Moroccan Man Sentenced to 20 Years for Paris Murder After Faking Own Death

– bySylvanus@Bladi · 3 min read
Moroccan Man Sentenced to 20 Years for Paris Murder After Faking Own Death

The trial of the Moroccan living abroad (MRE) who simulated a burial to escape French justice opened before the Criminal Chamber of the Court of First Instance in Rabat and resulted in his conviction to a heavy prison sentence. He was tried for assault and battery resulting in death and use of a forged document.

Justice has been served for Mehdi Ettir, a Franco-Tunisian murdered in the Belleville neighborhood of Paris in March 2011. On Tuesday, the Criminal Chamber of the Court of First Instance in Rabat sentenced Hassan B., the perpetrator of the murder, to 20 years in prison. He was tried for assault and battery resulting in death and use of a forged document. After his conviction, he immediately appealed, Radio France reported. The victim’s older sister, Inès Ettir, did the same. "I won’t give up, I’ll continue my fight no matter what, to get justice for my brother and for my family to find peace," she said. The appeal trial should be held in the next two months.
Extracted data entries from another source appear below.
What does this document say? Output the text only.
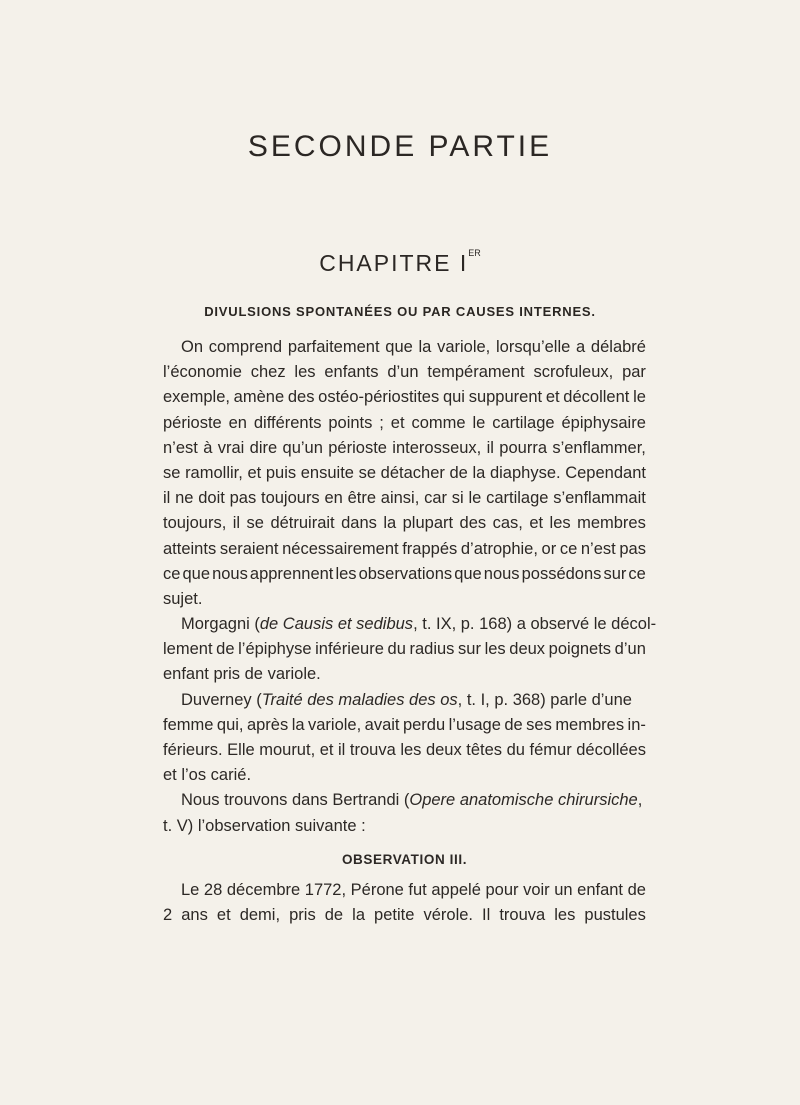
SECONDE PARTIE
CHAPITRE IER
DIVULSIONS SPONTANÉES OU PAR CAUSES INTERNES.
On comprend parfaitement que la variole, lorsqu’elle a délabré
l’économie chez les enfants d’un tempérament scrofuleux, par
exemple, amène des ostéo-périostites qui suppurent et décollent le
périoste en différents points ; et comme le cartilage épiphysaire
n’est à vrai dire qu’un périoste interosseux, il pourra s’enflammer,
se ramollir, et puis ensuite se détacher de la diaphyse. Cependant
il ne doit pas toujours en être ainsi, car si le cartilage s’enflammait
toujours, il se détruirait dans la plupart des cas, et les membres
atteints seraient nécessairement frappés d’atrophie, or ce n’est pas
ce que nous apprennent les observations que nous possédons sur ce
sujet.
Morgagni (de Causis et sedibus, t. IX, p. 168) a observé le décol-
lement de l’épiphyse inférieure du radius sur les deux poignets d’un
enfant pris de variole.
Duverney (Traité des maladies des os, t. I, p. 368) parle d’une
femme qui, après la variole, avait perdu l’usage de ses membres in-
férieurs. Elle mourut, et il trouva les deux têtes du fémur décollées
et l’os carié.
Nous trouvons dans Bertrandi (Opere anatomische chirursiche,
t. V) l’observation suivante :
OBSERVATION III.
Le 28 décembre 1772, Pérone fut appelé pour voir un enfant de
2 ans et demi, pris de la petite vérole. Il trouva les pustules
It all started with a dispute between her brother and Hassan B., two childhood friends. Mehdi had not tolerated that Hassan gassed a neighbor’s dog. A fight broke out between them. According to several witnesses, "Mehdi got the upper hand." But the next day, Hassan decided to take revenge. "He was waiting for my brother downstairs at my mother’s house. [...] He told him: ’come, let’s talk,’ recounts Inès Ettir. They grew up together, my brother didn’t mistrust him, but he didn’t see that he had a knife. He gave him the first blow to the thigh, another to the buttock. My brother ran, but as he was losing blood, he fell." She continues: "He tried to get up, but then the murderer arrived, kicked him in the head, then delivered another blow that pierced his lung and heart. And he fled to Morocco."

Three months after Mehdi’s murder, one of Hassan B.’s brothers "came to hand over" a death certificate to the judicial police in Paris. "He told them that his brother had committed suicide in Morocco," explains the victim’s sister. "In fact, it was the father who managed to have a fake death certificate made at the civil registry in Rabat. There were then funeral rites, the coffin, the lifting of the body..." Inès asserts that "everything was false, and fortunately the investigators of the judicial police unraveled the scheme." She will add: "They managed to crack some members of the family living in France. How could they do that? They probably thought they were very powerful... But I was lucky to have very good lawyers in France and Morocco."

After the investigators of the Paris judicial police were able to prove that everything was false, the Paris Court examined the case and handed down its verdict. In 2015, Hassan B. had been sentenced to 25 years in prison in absentia, the Parisian lawyer Joseph Cohen-Sabban said.